We are, perhaps, gradually winning the battle to persuade US lawyers, courts and regulators that the privacy and data protection requirements of other jurisdictions are not to be lightly ignored. When I first started talking about privacy in the US, I would be met with almost incredulous surprise that there were countries which would not fall over backwards to comply with the order of an American court.
Developments are coming thick and fast now, and the next major battleground is to persuade US corporations that the EU General Data Protection Regulation, due to take effect in just under two years time, is likely to affect them. Meanwhile, there is an existing regime, and not just in the EU, which requires attention whenever data is to be collected abroad. That changes as new jurisdictions, particularly in Asia, pass new laws regulating the control of data; it has already changed significantly in Europe with the invalidation of Safe Harbour by the Schrems decision.
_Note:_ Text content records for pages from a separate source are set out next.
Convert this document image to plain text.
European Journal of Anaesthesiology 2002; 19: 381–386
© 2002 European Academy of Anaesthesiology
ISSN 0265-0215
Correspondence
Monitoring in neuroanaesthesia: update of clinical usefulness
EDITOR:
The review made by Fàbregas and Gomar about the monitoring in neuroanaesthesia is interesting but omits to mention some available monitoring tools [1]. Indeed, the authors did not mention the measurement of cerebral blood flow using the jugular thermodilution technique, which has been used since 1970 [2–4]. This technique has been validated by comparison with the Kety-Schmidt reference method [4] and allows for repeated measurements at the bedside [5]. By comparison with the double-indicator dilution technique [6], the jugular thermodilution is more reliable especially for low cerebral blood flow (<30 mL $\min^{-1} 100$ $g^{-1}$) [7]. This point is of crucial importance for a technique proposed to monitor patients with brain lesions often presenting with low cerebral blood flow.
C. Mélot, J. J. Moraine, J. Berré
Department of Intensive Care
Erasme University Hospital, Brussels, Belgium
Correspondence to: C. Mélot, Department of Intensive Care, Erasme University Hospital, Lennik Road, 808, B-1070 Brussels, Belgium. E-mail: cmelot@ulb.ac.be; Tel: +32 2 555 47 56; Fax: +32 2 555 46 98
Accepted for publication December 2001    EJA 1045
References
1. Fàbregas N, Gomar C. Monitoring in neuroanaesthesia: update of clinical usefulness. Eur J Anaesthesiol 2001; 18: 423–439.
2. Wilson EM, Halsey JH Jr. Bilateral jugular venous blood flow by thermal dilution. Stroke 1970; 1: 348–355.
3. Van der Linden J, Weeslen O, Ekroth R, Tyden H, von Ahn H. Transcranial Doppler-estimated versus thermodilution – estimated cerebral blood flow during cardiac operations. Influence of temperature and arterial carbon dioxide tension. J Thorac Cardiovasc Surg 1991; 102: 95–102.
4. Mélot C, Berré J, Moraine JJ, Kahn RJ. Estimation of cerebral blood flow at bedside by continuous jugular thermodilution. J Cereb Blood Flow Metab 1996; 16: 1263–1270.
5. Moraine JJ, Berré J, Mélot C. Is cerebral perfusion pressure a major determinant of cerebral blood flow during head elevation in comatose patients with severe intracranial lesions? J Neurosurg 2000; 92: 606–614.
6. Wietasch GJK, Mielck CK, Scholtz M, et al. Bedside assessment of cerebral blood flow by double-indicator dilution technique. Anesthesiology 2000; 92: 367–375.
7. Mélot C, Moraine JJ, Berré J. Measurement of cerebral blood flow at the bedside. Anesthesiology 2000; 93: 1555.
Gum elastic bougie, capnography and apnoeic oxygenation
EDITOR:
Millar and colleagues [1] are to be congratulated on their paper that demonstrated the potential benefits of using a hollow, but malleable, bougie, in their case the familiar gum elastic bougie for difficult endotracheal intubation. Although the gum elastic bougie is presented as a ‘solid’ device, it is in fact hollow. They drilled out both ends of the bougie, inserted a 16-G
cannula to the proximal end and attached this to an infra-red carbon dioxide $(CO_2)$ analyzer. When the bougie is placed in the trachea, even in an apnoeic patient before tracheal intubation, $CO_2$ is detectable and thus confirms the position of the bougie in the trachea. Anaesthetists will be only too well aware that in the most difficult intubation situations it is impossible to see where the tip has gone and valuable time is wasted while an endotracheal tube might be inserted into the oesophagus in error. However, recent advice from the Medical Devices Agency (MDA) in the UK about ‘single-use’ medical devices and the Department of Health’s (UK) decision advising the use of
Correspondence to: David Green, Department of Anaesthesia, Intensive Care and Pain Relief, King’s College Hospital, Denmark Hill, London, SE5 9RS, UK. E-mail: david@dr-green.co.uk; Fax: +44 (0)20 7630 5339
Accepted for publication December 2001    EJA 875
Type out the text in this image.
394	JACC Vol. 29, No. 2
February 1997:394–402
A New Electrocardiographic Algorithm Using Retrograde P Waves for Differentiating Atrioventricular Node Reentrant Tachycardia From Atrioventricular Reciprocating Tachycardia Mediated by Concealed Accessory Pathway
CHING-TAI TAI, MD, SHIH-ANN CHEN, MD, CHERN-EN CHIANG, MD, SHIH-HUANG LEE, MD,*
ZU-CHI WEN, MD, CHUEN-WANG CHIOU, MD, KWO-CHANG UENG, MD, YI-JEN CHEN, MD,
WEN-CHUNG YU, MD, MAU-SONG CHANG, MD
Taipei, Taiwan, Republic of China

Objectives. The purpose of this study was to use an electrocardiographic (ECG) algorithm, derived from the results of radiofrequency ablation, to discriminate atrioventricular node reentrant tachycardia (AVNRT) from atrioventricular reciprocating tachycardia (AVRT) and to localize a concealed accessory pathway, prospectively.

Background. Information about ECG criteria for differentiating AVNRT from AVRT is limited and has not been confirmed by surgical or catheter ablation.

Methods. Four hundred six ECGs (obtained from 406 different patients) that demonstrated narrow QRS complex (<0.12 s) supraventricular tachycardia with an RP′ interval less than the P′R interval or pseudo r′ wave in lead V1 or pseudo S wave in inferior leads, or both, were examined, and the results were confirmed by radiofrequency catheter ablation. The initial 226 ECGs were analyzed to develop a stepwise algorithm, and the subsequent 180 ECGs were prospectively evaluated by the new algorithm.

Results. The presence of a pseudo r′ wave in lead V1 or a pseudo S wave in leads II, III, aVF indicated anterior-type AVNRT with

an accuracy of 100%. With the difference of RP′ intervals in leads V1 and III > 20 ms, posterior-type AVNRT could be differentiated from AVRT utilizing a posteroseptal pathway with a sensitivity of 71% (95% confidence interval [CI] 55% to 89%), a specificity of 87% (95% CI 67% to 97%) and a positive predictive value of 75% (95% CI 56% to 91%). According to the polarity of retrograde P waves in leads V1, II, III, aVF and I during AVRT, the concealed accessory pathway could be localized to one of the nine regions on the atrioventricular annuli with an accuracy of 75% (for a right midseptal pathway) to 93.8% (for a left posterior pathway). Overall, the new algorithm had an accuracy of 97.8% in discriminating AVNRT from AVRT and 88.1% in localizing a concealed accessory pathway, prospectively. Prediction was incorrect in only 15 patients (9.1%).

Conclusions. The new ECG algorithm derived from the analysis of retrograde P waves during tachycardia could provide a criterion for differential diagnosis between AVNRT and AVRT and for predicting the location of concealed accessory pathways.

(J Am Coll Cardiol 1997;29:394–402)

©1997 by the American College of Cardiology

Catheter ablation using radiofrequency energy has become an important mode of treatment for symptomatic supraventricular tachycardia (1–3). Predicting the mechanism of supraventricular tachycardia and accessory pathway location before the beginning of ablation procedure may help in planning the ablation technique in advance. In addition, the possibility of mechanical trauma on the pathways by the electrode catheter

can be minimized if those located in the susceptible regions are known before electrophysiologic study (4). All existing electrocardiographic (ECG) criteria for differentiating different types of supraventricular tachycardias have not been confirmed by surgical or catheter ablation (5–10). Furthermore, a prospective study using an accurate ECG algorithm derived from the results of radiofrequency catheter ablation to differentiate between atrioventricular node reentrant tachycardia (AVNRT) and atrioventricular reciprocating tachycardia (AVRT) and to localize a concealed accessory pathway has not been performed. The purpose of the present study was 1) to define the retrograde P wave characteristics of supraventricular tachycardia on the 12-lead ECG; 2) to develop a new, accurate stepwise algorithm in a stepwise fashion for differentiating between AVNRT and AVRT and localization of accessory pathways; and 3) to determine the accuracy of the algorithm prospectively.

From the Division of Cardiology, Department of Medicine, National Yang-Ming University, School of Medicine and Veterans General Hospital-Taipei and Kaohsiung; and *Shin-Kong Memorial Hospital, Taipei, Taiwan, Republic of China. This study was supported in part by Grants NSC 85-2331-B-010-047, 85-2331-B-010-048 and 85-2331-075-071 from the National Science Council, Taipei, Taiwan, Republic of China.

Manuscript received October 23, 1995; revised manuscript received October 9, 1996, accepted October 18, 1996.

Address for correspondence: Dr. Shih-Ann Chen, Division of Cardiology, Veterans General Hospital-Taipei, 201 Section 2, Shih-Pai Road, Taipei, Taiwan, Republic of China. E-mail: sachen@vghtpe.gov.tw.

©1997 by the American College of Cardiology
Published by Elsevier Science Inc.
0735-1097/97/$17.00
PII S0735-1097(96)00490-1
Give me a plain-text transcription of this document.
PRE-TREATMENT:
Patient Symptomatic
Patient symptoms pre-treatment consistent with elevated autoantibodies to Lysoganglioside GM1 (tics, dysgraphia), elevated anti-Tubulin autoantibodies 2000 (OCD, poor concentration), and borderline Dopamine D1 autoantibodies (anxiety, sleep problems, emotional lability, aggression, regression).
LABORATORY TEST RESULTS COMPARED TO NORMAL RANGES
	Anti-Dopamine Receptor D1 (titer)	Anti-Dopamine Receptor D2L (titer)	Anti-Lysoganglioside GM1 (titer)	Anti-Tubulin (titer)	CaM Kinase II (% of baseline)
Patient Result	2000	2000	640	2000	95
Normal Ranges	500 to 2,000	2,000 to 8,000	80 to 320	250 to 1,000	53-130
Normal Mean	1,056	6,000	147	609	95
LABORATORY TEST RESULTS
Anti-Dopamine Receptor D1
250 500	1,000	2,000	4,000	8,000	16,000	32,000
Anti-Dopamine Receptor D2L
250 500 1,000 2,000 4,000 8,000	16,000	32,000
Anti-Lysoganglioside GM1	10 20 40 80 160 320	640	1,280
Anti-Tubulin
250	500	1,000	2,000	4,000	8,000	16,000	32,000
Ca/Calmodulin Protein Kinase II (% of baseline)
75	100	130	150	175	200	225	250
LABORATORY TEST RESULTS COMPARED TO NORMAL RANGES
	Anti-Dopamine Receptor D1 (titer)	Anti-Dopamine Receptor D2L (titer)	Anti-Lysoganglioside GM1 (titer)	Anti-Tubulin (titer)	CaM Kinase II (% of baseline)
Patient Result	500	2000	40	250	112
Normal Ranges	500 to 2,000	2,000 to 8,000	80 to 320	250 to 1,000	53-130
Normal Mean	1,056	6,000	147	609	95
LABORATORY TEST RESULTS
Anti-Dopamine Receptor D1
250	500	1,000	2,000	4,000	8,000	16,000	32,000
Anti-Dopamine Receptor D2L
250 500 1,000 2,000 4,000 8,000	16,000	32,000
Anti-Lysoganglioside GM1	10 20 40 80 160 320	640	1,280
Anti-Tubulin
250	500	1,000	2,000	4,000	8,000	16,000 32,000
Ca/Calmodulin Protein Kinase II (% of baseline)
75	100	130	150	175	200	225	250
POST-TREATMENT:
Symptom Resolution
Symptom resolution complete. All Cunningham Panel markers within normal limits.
What people need is a simple guide to the present data protection regimes by country, something which will give an instant answer at least at a high-level as to the sort of problems which might be faced.
It will be news to some, for example, that the EU consists of 28 separate legal jurisdictions which, whilst all subject to the same overarching restrictions, have their own flavours at a legislation level, even before you start looking at the actual practice within each jurisdiction.
Forrester Research has produced exactly that, a data privacy heat map 2015, and FTI has made it available for us here.
You can tour the world, continent by continent and country by country and get a broad picture of the regimes applicable in each jurisdiction. Some places, the UK included, carry a yellow flag to indicate that “Government surveillance may impact privacy”.
You can obtain a copy of Forrester’s full report from FTI’s page about it.
This is not, of course, a substitute for taking local advice on the specific circumstances of any particular case – advice, that is, both from locally qualified lawyers and from eDiscovery providers who, like FTI, have experience of collecting and processing data in many different locations.